Lucas St. Clair

Background and expertise: Lucas was born and raised into a subsistence living family in the North Woods of Maine, with no running water or electricity for most of his childhood. He left that lifestyle to attend a boarding school in the Western Mountains of Maine and went on to study abroad, pursuing a Culinary Arts degree at Le Cordon Bleu in London. Lucas worked in the beginning of his career in the restaurant and wine industry in New York City, Maine, and Seattle.

In 2011, Lucas took over his family’s operating foundation, Elliotsville Plantation, Inc. (EPI). EPI owns 125,000 acres of timberland in Northern and central Maine that they have been purchasing since 1998. They have been managing the land and adding infrastructure for recreation over the last several years. To celebrate the 100 anniversary of the National Park Service, President Barack Obama accepted the gift of 89,000 acres of land from EPI and created the newest unit of the National Park Service, Katahdin Woods and Waters National Monument on Aug 24th, 2016. Lucas and EPI continue to play a role in the development of the region and enhancing the community’s ability to capitalize on the newly realized asset.

Beyond the restaurant industry and land conservation, Lucas has a strong interest in outdoor pursuits. He has hiked the Appalachian Trail, paddled the Northern Forest Canoe Trail, taken a NOLS semester in Patagonia and has climbed peaks in Alaska, Washington, Peru, Chile and Argentina. He has also worked as a fly fishing guide and helped Eddie Bauer with designing fishing apparel. He has had the great fortune to fish in some of the most beautiful waters in the world.

Lucas lives in Hampden, Maine with his wife and two children.

Why I believe in protecting land and creating parks: Parks are portals. Portals into wild places, freedom, imagination, and adventure. Parks build on themselves, are scalable, are paramount for human understanding of natural order and are the jumping off place for a world of adventure. We need land protected in order for us to continue flourishing on Earth. If we take E.O. Wilson’s hypothesis to be true, we need to protect half the land on Earth. It is what is needed for our planet to win its fight for life. And that fight is against us, the human race. So, protect the local city park, the hockey rink, the mountain bike trail, the watershed, the landscape -- before long, we have protected half the Earth. This is not just what we should do, but what we must do.

Why I support The Trust for Public Land: I support the Trust for Public Land because it works to engage people from urban and rural environments to protect important land.
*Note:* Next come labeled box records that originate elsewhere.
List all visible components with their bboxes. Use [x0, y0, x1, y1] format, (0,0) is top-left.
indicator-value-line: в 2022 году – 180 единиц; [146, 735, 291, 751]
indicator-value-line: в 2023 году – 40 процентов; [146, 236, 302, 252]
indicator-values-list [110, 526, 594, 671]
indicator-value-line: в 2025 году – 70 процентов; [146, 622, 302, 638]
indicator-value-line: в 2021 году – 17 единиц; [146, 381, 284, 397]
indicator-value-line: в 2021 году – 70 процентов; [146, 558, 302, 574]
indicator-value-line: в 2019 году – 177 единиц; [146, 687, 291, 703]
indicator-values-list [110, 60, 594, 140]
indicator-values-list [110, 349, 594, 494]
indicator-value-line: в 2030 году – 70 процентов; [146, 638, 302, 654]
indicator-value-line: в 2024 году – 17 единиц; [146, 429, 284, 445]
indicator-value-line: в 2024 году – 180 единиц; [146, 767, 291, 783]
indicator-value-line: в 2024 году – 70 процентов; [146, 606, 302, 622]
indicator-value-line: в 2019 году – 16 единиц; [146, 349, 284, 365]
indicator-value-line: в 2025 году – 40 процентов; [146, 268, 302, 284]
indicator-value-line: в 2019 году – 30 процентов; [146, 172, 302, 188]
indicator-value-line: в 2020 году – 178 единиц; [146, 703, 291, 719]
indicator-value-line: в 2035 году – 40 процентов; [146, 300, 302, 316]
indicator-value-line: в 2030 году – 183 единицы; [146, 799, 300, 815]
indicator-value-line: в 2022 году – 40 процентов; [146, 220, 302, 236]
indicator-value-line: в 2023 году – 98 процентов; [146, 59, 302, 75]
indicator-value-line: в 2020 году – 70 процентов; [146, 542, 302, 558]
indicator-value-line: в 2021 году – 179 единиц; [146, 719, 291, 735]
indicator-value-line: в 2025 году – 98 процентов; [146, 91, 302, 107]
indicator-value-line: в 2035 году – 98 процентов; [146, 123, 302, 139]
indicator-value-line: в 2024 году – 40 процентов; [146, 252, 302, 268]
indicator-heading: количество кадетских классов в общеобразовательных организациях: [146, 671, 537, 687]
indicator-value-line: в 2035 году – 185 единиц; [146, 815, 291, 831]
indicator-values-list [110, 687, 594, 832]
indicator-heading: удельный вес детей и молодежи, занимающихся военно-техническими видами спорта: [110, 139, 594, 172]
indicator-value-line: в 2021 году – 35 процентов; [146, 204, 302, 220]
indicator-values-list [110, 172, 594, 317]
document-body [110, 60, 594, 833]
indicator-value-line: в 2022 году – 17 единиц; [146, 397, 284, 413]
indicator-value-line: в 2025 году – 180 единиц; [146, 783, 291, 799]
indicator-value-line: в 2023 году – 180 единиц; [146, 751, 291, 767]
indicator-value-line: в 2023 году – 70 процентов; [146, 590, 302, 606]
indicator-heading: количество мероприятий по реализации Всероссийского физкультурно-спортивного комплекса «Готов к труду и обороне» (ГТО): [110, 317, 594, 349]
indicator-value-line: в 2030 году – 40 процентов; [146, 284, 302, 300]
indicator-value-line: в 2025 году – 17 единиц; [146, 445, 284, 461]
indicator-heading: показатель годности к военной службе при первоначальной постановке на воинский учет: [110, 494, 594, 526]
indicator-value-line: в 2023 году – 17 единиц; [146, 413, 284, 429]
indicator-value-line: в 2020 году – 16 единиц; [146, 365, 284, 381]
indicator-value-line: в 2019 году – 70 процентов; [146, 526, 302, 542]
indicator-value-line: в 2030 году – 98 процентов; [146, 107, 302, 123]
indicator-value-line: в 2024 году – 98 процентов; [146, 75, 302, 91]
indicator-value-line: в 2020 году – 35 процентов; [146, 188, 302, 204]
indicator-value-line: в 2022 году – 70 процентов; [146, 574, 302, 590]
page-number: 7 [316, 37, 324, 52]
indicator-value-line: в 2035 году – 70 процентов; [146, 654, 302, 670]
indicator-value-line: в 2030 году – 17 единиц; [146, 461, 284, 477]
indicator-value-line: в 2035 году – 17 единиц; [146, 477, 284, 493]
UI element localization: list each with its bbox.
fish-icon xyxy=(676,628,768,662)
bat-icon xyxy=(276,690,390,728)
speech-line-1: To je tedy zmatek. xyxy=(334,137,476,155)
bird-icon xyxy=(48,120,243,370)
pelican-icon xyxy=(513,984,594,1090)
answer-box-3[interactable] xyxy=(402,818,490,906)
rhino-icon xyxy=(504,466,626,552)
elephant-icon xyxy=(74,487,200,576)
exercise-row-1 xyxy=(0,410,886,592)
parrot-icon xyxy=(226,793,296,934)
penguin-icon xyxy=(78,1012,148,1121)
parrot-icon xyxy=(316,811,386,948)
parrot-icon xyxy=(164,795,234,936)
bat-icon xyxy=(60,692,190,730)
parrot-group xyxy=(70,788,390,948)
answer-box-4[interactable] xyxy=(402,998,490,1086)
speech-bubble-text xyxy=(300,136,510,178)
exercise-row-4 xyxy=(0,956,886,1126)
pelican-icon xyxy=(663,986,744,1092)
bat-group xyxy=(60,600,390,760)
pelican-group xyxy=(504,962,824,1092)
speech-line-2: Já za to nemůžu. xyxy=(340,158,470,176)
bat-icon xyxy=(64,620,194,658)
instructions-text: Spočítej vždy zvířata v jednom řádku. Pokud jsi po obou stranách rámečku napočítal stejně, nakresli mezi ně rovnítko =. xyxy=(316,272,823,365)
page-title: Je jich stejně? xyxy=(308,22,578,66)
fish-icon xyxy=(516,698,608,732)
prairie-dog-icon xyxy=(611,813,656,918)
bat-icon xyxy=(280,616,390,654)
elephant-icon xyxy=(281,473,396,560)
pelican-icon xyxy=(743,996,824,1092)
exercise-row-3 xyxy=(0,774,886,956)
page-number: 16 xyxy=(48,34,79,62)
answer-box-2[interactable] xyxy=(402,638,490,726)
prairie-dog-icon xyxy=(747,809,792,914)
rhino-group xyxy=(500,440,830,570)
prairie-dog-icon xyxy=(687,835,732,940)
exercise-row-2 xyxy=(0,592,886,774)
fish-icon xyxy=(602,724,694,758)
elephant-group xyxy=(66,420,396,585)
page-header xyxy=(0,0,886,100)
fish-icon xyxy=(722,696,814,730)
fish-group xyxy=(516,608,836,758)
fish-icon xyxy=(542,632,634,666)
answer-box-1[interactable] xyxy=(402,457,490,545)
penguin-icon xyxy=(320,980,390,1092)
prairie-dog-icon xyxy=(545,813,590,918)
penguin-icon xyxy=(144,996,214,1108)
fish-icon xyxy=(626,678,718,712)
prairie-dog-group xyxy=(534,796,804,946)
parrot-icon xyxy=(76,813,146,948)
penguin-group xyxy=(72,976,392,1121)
The Trust for Public Land works to protect and create small city parks and large landscape conservation projects. The Trust for Public Land and its staff knows that starting at the local level can eventually lead to massive change. The Trust for Public Land also realizes that future environmental leaders can come from anywhere, they just need the spark of inspiration. Connecting people to the environment has been at the heart of the Trust for Public Land’s work and that is what I believe to be some of the most important work that we can do.